2. YouTube Data Collection Using Apache NiFi
Tech Stack: Apache NiFi, YouTube Data API v3, Redshift
- Deployed Apache NiFi to orchestrate the daily ingestion of YouTube data.
- Built pipelines to fetch:
- Channel-level metadata (e.g., subscriber count, total videos)
- Video-level metrics (e.g., views, likes, comments)
- The service runs daily, fetching:
- Updated data for existing YouTube channels and videos
- Newly published videos from those channels
- All collected data is stored in Redshift, enabling centralized access for analysis and reporting.
3. Twitch Stream Monitoring & Enrichment with NiFi
Tech Stack: Apache NiFi, Twitch API, TimescaleDB
- Built a NiFi processor pipeline that:
- Pulls live stream data every 10 minutes.
- Inserts raw data into TimescaleDB.
- A second enrichment pipeline:
- Updates the stream records with associated channel and game data.
- Additional pipelines perform derived metric calculations and write to 8–10 summary tables for analytics and reporting.
Implementation Details
1. Optimizing Kafka-Based Producers on ECS
- Modular Design: Separated producers for Game, Spotify, and Miscellaneous data ensured clearer routing, scaling, and debugging across ECS services.
- Dual DB Feeding: Kafka Sink processors directly insert certain topics (e.g., messages, reactions) into both TimescaleDB and Redshift.
- Enrichment Layer: For complex datasets like Game and Spotify, enrichment services were introduced before database insertion, ensuring the data is cleaned and normalized.
- Connection Scaling: Producer throughput was optimized by tuning Kafka batch sizes, compression, and managing DB connections to handle high-frequency event ingestion.

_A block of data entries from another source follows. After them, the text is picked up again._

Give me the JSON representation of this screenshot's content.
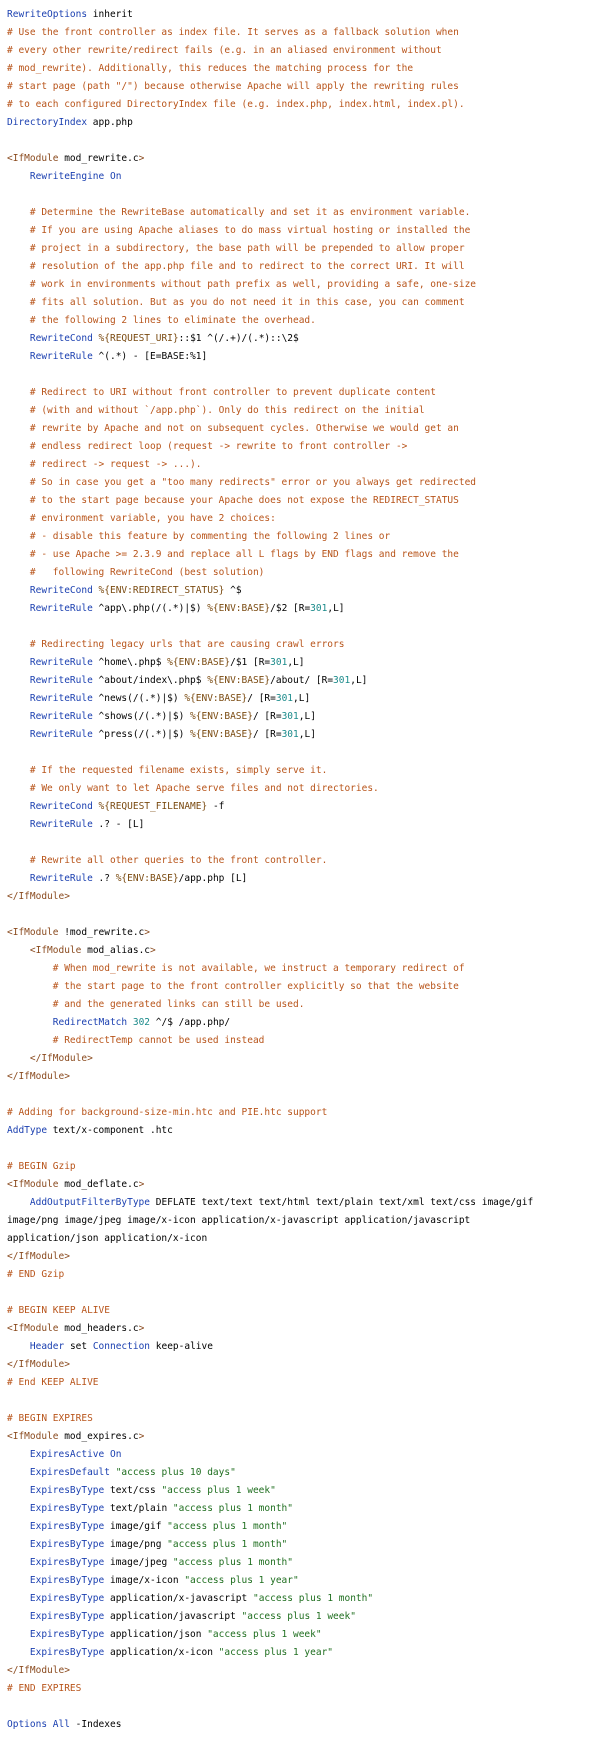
{
  "lines": [
    [
      [
        "k",
        "RewriteOptions"
      ],
      [
        "p",
        " inherit"
      ]
    ],
    [
      [
        "c",
        "# Use the front controller as index file. It serves as a fallback solution when"
      ]
    ],
    [
      [
        "c",
        "# every other rewrite/redirect fails (e.g. in an aliased environment without"
      ]
    ],
    [
      [
        "c",
        "# mod_rewrite). Additionally, this reduces the matching process for the"
      ]
    ],
    [
      [
        "c",
        "# start page (path \"/\") because otherwise Apache will apply the rewriting rules"
      ]
    ],
    [
      [
        "c",
        "# to each configured DirectoryIndex file (e.g. index.php, index.html, index.pl)."
      ]
    ],
    [
      [
        "k",
        "DirectoryIndex"
      ],
      [
        "p",
        " app.php"
      ]
    ],
    [],
    [
      [
        "t",
        "<IfModule"
      ],
      [
        "p",
        " mod_rewrite.c"
      ],
      [
        "t",
        ">"
      ]
    ],
    [
      [
        "p",
        "    "
      ],
      [
        "k",
        "RewriteEngine"
      ],
      [
        "p",
        " "
      ],
      [
        "k",
        "On"
      ]
    ],
    [],
    [
      [
        "p",
        "    "
      ],
      [
        "c",
        "# Determine the RewriteBase automatically and set it as environment variable."
      ]
    ],
    [
      [
        "p",
        "    "
      ],
      [
        "c",
        "# If you are using Apache aliases to do mass virtual hosting or installed the"
      ]
    ],
    [
      [
        "p",
        "    "
      ],
      [
        "c",
        "# project in a subdirectory, the base path will be prepended to allow proper"
      ]
    ],
    [
      [
        "p",
        "    "
      ],
      [
        "c",
        "# resolution of the app.php file and to redirect to the correct URI. It will"
      ]
    ],
    [
      [
        "p",
        "    "
      ],
      [
        "c",
        "# work in environments without path prefix as well, providing a safe, one-size"
      ]
    ],
    [
      [
        "p",
        "    "
      ],
      [
        "c",
        "# fits all solution. But as you do not need it in this case, you can comment"
      ]
    ],
    [
      [
        "p",
        "    "
      ],
      [
        "c",
        "# the following 2 lines to eliminate the overhead."
      ]
    ],
    [
      [
        "p",
        "    "
      ],
      [
        "k",
        "RewriteCond"
      ],
      [
        "p",
        " "
      ],
      [
        "v",
        "%{REQUEST_URI}"
      ],
      [
        "p",
        "::$1 ^(/.+)/(.*)::\\2$"
      ]
    ],
    [
      [
        "p",
        "    "
      ],
      [
        "k",
        "RewriteRule"
      ],
      [
        "p",
        " ^(.*) - [E=BASE:%1]"
      ]
    ],
    [],
    [
      [
        "p",
        "    "
      ],
      [
        "c",
        "# Redirect to URI without front controller to prevent duplicate content"
      ]
    ],
    [
      [
        "p",
        "    "
      ],
      [
        "c",
        "# (with and without `/app.php`). Only do this redirect on the initial"
      ]
    ],
    [
      [
        "p",
        "    "
      ],
      [
        "c",
        "# rewrite by Apache and not on subsequent cycles. Otherwise we would get an"
      ]
    ],
    [
      [
        "p",
        "    "
      ],
      [
        "c",
        "# endless redirect loop (request -> rewrite to front controller ->"
      ]
    ],
    [
      [
        "p",
        "    "
      ],
      [
        "c",
        "# redirect -> request -> ...)."
      ]
    ],
    [
      [
        "p",
        "    "
      ],
      [
        "c",
        "# So in case you get a \"too many redirects\" error or you always get redirected"
      ]
    ],
    [
      [
        "p",
        "    "
      ],
      [
        "c",
        "# to the start page because your Apache does not expose the REDIRECT_STATUS"
      ]
    ],
    [
      [
        "p",
        "    "
      ],
      [
        "c",
        "# environment variable, you have 2 choices:"
      ]
    ],
    [
      [
        "p",
        "    "
      ],
      [
        "c",
        "# - disable this feature by commenting the following 2 lines or"
      ]
    ],
    [
      [
        "p",
        "    "
      ],
      [
        "c",
        "# - use Apache >= 2.3.9 and replace all L flags by END flags and remove the"
      ]
    ],
    [
      [
        "p",
        "    "
      ],
      [
        "c",
        "#   following RewriteCond (best solution)"
      ]
    ],
    [
      [
        "p",
        "    "
      ],
      [
        "k",
        "RewriteCond"
      ],
      [
        "p",
        " "
      ],
      [
        "v",
        "%{ENV:REDIRECT_STATUS}"
      ],
      [
        "p",
        " ^$"
      ]
    ],
    [
      [
        "p",
        "    "
      ],
      [
        "k",
        "RewriteRule"
      ],
      [
        "p",
        " ^app\\.php(/(.*)|$) "
      ],
      [
        "v",
        "%{ENV:BASE}"
      ],
      [
        "p",
        "/$2 [R="
      ],
      [
        "n",
        "301"
      ],
      [
        "p",
        ",L]"
      ]
    ],
    [],
    [
      [
        "p",
        "    "
      ],
      [
        "c",
        "# Redirecting legacy urls that are causing crawl errors"
      ]
    ],
    [
      [
        "p",
        "    "
      ],
      [
        "k",
        "RewriteRule"
      ],
      [
        "p",
        " ^home\\.php$ "
      ],
      [
        "v",
        "%{ENV:BASE}"
      ],
      [
        "p",
        "/$1 [R="
      ],
      [
        "n",
        "301"
      ],
      [
        "p",
        ",L]"
      ]
    ],
    [
      [
        "p",
        "    "
      ],
      [
        "k",
        "RewriteRule"
      ],
      [
        "p",
        " ^about/index\\.php$ "
      ],
      [
        "v",
        "%{ENV:BASE}"
      ],
      [
        "p",
        "/about/ [R="
      ],
      [
        "n",
        "301"
      ],
      [
        "p",
        ",L]"
      ]
    ],
    [
      [
        "p",
        "    "
      ],
      [
        "k",
        "RewriteRule"
      ],
      [
        "p",
        " ^news(/(.*)|$) "
      ],
      [
        "v",
        "%{ENV:BASE}"
      ],
      [
        "p",
        "/ [R="
      ],
      [
        "n",
        "301"
      ],
      [
        "p",
        ",L]"
      ]
    ],
    [
      [
        "p",
        "    "
      ],
      [
        "k",
        "RewriteRule"
      ],
      [
        "p",
        " ^shows(/(.*)|$) "
      ],
      [
        "v",
        "%{ENV:BASE}"
      ],
      [
        "p",
        "/ [R="
      ],
      [
        "n",
        "301"
      ],
      [
        "p",
        ",L]"
      ]
    ],
    [
      [
        "p",
        "    "
      ],
      [
        "k",
        "RewriteRule"
      ],
      [
        "p",
        " ^press(/(.*)|$) "
      ],
      [
        "v",
        "%{ENV:BASE}"
      ],
      [
        "p",
        "/ [R="
      ],
      [
        "n",
        "301"
      ],
      [
        "p",
        ",L]"
      ]
    ],
    [],
    [
      [
        "p",
        "    "
      ],
      [
        "c",
        "# If the requested filename exists, simply serve it."
      ]
    ],
    [
      [
        "p",
        "    "
      ],
      [
        "c",
        "# We only want to let Apache serve files and not directories."
      ]
    ],
    [
      [
        "p",
        "    "
      ],
      [
        "k",
        "RewriteCond"
      ],
      [
        "p",
        " "
      ],
      [
        "v",
        "%{REQUEST_FILENAME}"
      ],
      [
        "p",
        " -f"
      ]
    ],
    [
      [
        "p",
        "    "
      ],
      [
        "k",
        "RewriteRule"
      ],
      [
        "p",
        " .? - [L]"
      ]
    ],
    [],
    [
      [
        "p",
        "    "
      ],
      [
        "c",
        "# Rewrite all other queries to the front controller."
      ]
    ],
    [
      [
        "p",
        "    "
      ],
      [
        "k",
        "RewriteRule"
      ],
      [
        "p",
        " .? "
      ],
      [
        "v",
        "%{ENV:BASE}"
      ],
      [
        "p",
        "/app.php [L]"
      ]
    ],
    [
      [
        "t",
        "</IfModule>"
      ]
    ],
    [],
    [
      [
        "t",
        "<IfModule"
      ],
      [
        "p",
        " !mod_rewrite.c"
      ],
      [
        "t",
        ">"
      ]
    ],
    [
      [
        "p",
        "    "
      ],
      [
        "t",
        "<IfModule"
      ],
      [
        "p",
        " mod_alias.c"
      ],
      [
        "t",
        ">"
      ]
    ],
    [
      [
        "p",
        "        "
      ],
      [
        "c",
        "# When mod_rewrite is not available, we instruct a temporary redirect of"
      ]
    ],
    [
      [
        "p",
        "        "
      ],
      [
        "c",
        "# the start page to the front controller explicitly so that the website"
      ]
    ],
    [
      [
        "p",
        "        "
      ],
      [
        "c",
        "# and the generated links can still be used."
      ]
    ],
    [
      [
        "p",
        "        "
      ],
      [
        "k",
        "RedirectMatch"
      ],
      [
        "p",
        " "
      ],
      [
        "n",
        "302"
      ],
      [
        "p",
        " ^/$ /app.php/"
      ]
    ],
    [
      [
        "p",
        "        "
      ],
      [
        "c",
        "# RedirectTemp cannot be used instead"
      ]
    ],
    [
      [
        "p",
        "    "
      ],
      [
        "t",
        "</IfModule>"
      ]
    ],
    [
      [
        "t",
        "</IfModule>"
      ]
    ],
    [],
    [
      [
        "c",
        "# Adding for background-size-min.htc and PIE.htc support"
      ]
    ],
    [
      [
        "k",
        "AddType"
      ],
      [
        "p",
        " text/x-component .htc"
      ]
    ],
    [],
    [
      [
        "c",
        "# BEGIN Gzip"
      ]
    ],
    [
      [
        "t",
        "<IfModule"
      ],
      [
        "p",
        " mod_deflate.c"
      ],
      [
        "t",
        ">"
      ]
    ],
    [
      [
        "p",
        "    "
      ],
      [
        "k",
        "AddOutputFilterByType"
      ],
      [
        "p",
        " DEFLATE text/text text/html text/plain text/xml text/css image/gif"
      ]
    ],
    [
      [
        "p",
        "image/png image/jpeg image/x-icon application/x-javascript application/javascript"
      ]
    ],
    [
      [
        "p",
        "application/json application/x-icon"
      ]
    ],
    [
      [
        "t",
        "</IfModule>"
      ]
    ],
    [
      [
        "c",
        "# END Gzip"
      ]
    ],
    [],
    [
      [
        "c",
        "# BEGIN KEEP ALIVE"
      ]
    ],
    [
      [
        "t",
        "<IfModule"
      ],
      [
        "p",
        " mod_headers.c"
      ],
      [
        "t",
        ">"
      ]
    ],
    [
      [
        "p",
        "    "
      ],
      [
        "k",
        "Header"
      ],
      [
        "p",
        " set "
      ],
      [
        "k",
        "Connection"
      ],
      [
        "p",
        " keep-alive"
      ]
    ],
    [
      [
        "t",
        "</IfModule>"
      ]
    ],
    [
      [
        "c",
        "# End KEEP ALIVE"
      ]
    ],
    [],
    [
      [
        "c",
        "# BEGIN EXPIRES"
      ]
    ],
    [
      [
        "t",
        "<IfModule"
      ],
      [
        "p",
        " mod_expires.c"
      ],
      [
        "t",
        ">"
      ]
    ],
    [
      [
        "p",
        "    "
      ],
      [
        "k",
        "ExpiresActive"
      ],
      [
        "p",
        " "
      ],
      [
        "k",
        "On"
      ]
    ],
    [
      [
        "p",
        "    "
      ],
      [
        "k",
        "ExpiresDefault"
      ],
      [
        "p",
        " "
      ],
      [
        "s",
        "\"access plus 10 days\""
      ]
    ],
    [
      [
        "p",
        "    "
      ],
      [
        "k",
        "ExpiresByType"
      ],
      [
        "p",
        " text/css "
      ],
      [
        "s",
        "\"access plus 1 week\""
      ]
    ],
    [
      [
        "p",
        "    "
      ],
      [
        "k",
        "ExpiresByType"
      ],
      [
        "p",
        " text/plain "
      ],
      [
        "s",
        "\"access plus 1 month\""
      ]
    ],
    [
      [
        "p",
        "    "
      ],
      [
        "k",
        "ExpiresByType"
      ],
      [
        "p",
        " image/gif "
      ],
      [
        "s",
        "\"access plus 1 month\""
      ]
    ],
    [
      [
        "p",
        "    "
      ],
      [
        "k",
        "ExpiresByType"
      ],
      [
        "p",
        " image/png "
      ],
      [
        "s",
        "\"access plus 1 month\""
      ]
    ],
    [
      [
        "p",
        "    "
      ],
      [
        "k",
        "ExpiresByType"
      ],
      [
        "p",
        " image/jpeg "
      ],
      [
        "s",
        "\"access plus 1 month\""
      ]
    ],
    [
      [
        "p",
        "    "
      ],
      [
        "k",
        "ExpiresByType"
      ],
      [
        "p",
        " image/x-icon "
      ],
      [
        "s",
        "\"access plus 1 year\""
      ]
    ],
    [
      [
        "p",
        "    "
      ],
      [
        "k",
        "ExpiresByType"
      ],
      [
        "p",
        " application/x-javascript "
      ],
      [
        "s",
        "\"access plus 1 month\""
      ]
    ],
    [
      [
        "p",
        "    "
      ],
      [
        "k",
        "ExpiresByType"
      ],
      [
        "p",
        " application/javascript "
      ],
      [
        "s",
        "\"access plus 1 week\""
      ]
    ],
    [
      [
        "p",
        "    "
      ],
      [
        "k",
        "ExpiresByType"
      ],
      [
        "p",
        " application/json "
      ],
      [
        "s",
        "\"access plus 1 week\""
      ]
    ],
    [
      [
        "p",
        "    "
      ],
      [
        "k",
        "ExpiresByType"
      ],
      [
        "p",
        " application/x-icon "
      ],
      [
        "s",
        "\"access plus 1 year\""
      ]
    ],
    [
      [
        "t",
        "</IfModule>"
      ]
    ],
    [
      [
        "c",
        "# END EXPIRES"
      ]
    ],
    [],
    [
      [
        "k",
        "Options"
      ],
      [
        "p",
        " "
      ],
      [
        "k",
        "All"
      ],
      [
        "p",
        " -Indexes"
      ]
    ]
  ],
  "colors": {
    "comment": "#b8541a",
    "keyword": "#1a3fb0",
    "tag": "#8a4a1e",
    "variable": "#7a4a10",
    "string": "#1f6e1f",
    "number": "#1a8a8a",
    "background": "#ffffff"
  }
}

2. YouTube Data Ingestion via Apache NiFi
- Daily Scheduled Pipelines: NiFi pipelines were configured to run once daily, automatically fetching both updated channel/video data and any newly published videos.
- Quota & API Management: Pagination and token refresh logic were added to avoid hitting YouTube API quotas during high-volume fetches.
- Centralized Storage: Data was stored in Redshift, enabling unified access for analytics across all creator platforms.
3. Twitch Data Ingestion via Apache NiFi
- Real-Time Constraints: Twitch live stream data is fetched every 10 minutes; processor concurrency and flow tuning ensured that all data is processed and written to TimescaleDB within this interval.
- Data Enrichment and Aggregation: Enrichment pipelines update stream records with corresponding channel and game details. Additional pipelines perform metric calculations and update data into 8–10 summary tables for analytics.
Results
- Achieved reliable real-time ingestion across three major content platforms (Discord, YouTube, Twitch).
- Reduced processing time per pipeline cycle, ensuring all data is processed within a 10-minute window.
- Implemented dual DB writing strategy for both OLAP (Redshift) and time-series (TimescaleDB) use cases.
- Improved performance and stability of NiFi pipelines by resolving heap memory issues and scaling flow concurrency.
- Enabled scalable deployment using ECS and NiFi across multiple services and use cases.
Conclusion
This case study outlines how I designed and implemented a scalable, real-time data platform for a leading gaming and content creator ecosystem. Leveraging Kafka-based producers, NiFi pipelines, enrichment services, and dual-database integration, the system enables unified analytics and real-time tracking across platforms like Discord, YouTube, and Twitch.